En 1971 su esposa quedó embarazada mientras él estaba detenido. Algunos de los Panteras Negras señalaron a uno de sus compañeros como el presunto padre. Ese hombre apareció descuartizado unos meses después. Seale fue investigado por el homicidio pero fue declarado inocente.

El final de la película es otro de los momentos en que el autor se aleja de los hechos reales. No hay constancias de que Rennie Davis, el compañero de Tom Hayden, llevara un cuaderno con los nombres de los caídos en Vietnam. Las palabras finales, antes de conocer el veredicto, de los acusados no fue esa enumeración de los muertos. Sin embargo, en una de las audiencias David Dellinger, el más veterano de ellos, aprovechó que ese era el día en el que se recordaba a los caídos en combate. Los siete y sus abogados portaban esa jornada un brazalete negro en sus brazo derecho en señal de luto (gesto que provocó otra queja de la fiscalía).

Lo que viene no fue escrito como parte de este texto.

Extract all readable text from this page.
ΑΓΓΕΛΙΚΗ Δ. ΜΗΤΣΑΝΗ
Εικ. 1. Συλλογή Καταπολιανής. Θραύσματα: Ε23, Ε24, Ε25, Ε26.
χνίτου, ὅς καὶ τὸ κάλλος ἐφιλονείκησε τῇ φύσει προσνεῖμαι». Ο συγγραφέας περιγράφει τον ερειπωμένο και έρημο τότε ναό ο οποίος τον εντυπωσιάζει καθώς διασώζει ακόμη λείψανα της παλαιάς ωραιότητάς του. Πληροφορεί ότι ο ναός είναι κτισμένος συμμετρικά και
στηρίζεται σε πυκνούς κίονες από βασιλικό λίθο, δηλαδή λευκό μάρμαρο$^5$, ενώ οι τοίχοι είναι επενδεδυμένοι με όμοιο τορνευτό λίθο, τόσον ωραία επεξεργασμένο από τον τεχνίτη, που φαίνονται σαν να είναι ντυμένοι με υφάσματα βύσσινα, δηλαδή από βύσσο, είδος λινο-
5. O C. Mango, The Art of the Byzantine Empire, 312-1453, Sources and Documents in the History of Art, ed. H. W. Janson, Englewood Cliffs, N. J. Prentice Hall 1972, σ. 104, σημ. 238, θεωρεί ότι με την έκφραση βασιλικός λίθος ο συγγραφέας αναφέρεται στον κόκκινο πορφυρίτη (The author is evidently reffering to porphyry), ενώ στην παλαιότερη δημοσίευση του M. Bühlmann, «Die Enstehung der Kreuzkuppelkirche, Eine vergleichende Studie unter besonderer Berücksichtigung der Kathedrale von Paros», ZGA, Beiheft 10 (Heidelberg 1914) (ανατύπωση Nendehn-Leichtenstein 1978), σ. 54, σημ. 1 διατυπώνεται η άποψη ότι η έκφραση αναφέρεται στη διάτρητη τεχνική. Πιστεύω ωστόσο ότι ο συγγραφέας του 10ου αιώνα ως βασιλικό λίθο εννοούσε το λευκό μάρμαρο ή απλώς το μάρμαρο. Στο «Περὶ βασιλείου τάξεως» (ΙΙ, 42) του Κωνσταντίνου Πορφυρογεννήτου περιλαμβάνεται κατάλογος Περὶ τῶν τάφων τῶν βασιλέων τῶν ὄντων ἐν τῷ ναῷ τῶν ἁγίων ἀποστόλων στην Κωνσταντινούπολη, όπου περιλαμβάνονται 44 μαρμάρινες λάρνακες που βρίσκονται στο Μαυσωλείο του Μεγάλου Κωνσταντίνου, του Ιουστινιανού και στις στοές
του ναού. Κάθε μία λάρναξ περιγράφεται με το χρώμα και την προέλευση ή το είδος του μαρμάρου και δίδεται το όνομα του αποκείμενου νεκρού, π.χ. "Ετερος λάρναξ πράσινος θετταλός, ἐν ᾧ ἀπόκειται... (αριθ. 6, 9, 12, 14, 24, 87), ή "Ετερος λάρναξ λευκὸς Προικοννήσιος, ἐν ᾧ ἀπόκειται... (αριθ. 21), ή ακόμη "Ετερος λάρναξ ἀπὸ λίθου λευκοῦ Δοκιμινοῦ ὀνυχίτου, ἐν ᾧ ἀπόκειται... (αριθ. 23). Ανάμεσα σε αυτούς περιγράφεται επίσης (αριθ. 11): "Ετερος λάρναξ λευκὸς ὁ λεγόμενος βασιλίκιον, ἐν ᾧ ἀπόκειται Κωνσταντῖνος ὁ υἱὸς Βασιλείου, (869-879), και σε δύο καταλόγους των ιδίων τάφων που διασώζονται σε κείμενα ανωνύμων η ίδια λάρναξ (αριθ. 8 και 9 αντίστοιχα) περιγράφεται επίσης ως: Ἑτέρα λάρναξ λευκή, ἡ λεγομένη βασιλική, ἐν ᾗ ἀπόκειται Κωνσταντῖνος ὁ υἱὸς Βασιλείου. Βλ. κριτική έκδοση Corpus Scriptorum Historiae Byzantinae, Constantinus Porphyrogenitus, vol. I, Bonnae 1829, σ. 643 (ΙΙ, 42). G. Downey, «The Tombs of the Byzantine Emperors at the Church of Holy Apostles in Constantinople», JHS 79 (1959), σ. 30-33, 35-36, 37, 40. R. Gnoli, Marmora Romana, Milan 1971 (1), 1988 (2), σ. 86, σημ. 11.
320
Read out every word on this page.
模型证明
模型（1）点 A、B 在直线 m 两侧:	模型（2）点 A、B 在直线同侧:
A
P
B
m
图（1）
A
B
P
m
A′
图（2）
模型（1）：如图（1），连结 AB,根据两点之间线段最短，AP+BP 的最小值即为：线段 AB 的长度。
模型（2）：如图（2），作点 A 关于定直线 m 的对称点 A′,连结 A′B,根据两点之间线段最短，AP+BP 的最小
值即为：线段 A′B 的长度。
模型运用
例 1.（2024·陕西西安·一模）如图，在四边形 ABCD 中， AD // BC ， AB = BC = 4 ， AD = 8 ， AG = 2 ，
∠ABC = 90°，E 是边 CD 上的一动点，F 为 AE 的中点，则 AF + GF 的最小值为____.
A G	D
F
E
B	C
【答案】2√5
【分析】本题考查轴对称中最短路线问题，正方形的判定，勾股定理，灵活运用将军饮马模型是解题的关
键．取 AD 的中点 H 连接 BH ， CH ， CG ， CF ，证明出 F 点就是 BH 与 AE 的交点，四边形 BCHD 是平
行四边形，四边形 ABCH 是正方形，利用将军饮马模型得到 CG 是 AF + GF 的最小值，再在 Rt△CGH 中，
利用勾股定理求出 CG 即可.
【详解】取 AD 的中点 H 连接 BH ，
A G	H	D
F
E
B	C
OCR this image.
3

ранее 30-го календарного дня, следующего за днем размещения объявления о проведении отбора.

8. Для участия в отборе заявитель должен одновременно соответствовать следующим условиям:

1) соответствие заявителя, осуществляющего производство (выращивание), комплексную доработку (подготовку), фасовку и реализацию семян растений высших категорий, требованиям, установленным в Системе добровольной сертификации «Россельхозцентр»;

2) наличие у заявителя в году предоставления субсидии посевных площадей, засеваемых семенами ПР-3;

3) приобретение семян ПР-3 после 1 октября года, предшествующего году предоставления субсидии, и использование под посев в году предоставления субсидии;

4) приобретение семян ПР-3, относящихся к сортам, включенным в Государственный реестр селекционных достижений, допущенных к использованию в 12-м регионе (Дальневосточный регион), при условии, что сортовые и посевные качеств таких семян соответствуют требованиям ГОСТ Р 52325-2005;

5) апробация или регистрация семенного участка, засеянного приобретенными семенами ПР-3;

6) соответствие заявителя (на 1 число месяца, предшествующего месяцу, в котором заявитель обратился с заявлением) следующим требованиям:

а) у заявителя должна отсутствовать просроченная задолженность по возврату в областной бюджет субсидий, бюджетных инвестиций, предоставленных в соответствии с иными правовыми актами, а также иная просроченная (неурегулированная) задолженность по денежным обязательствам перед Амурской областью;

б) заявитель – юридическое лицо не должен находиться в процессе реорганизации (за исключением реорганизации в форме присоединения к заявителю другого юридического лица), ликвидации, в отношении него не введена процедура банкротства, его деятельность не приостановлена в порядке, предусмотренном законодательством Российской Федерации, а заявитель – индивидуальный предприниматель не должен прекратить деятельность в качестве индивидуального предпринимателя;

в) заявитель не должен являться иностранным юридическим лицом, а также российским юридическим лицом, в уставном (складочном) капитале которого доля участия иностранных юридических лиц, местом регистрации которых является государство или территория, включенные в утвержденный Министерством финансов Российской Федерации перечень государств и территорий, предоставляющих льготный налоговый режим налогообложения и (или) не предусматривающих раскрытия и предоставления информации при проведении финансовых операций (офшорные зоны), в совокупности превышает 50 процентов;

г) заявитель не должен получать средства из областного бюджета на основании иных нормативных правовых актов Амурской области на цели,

Mientras Dellinger de pie leía el listado de los caídos en esos días, el juez ingresó luego de un cuarto intermedio. Le ordenó que hiciera silencio y se sentara en su lugar. El acusado continuó con la lectura. Luego lo de todos los días: discusiones, algún grito, el martillazo del juez sobre el estrado y el desacata de uno de los siete que se acumulaba. Otra de las licencias creativas del guión es la piña que le pega el veterano Dellinger a uno de los guardias. Pese a que acumuló advertencias del juez Hoffman, el hecho violento no tuvo lugar.

Los cargos de conspiración fueron desechados (quedó probado que los acusados no habían articulado sus movimientos entre sí: de hecho algunos casi no se conocían previamente) pero fueron culpados por violar la ley que impedía atravesar estados para provocar revueltas y disturbios callejeros. De todos los cargos quedaron eximidos John Froines y Lee Weiner.

En la película estos dos son utilizados como excusa de la acusación para que no todos sean condenados y así demostrar la imparcialidad del proceso. SIn embargo, Froines y Weiner estaban acusados de dar cursos para enseñar a fabricar bombas Molotov y otros explosivo caseros (Sorkin atribuye esa actividad a Rubin).

Al resto el juez los condenó a cinco años de prisión por este delito. A todos se les sumaron varios años más por los desacatos durante el juicio. Sin embargo todas estas penas cayeron en las apelaciones posteriores. Respecto a la acusación principal, los jueces de alzada determinaron que debía hacerse un nuevo juicio. Pero eso nunca ocurrió. El estado no volvió a acusar a los 7 de Chicago.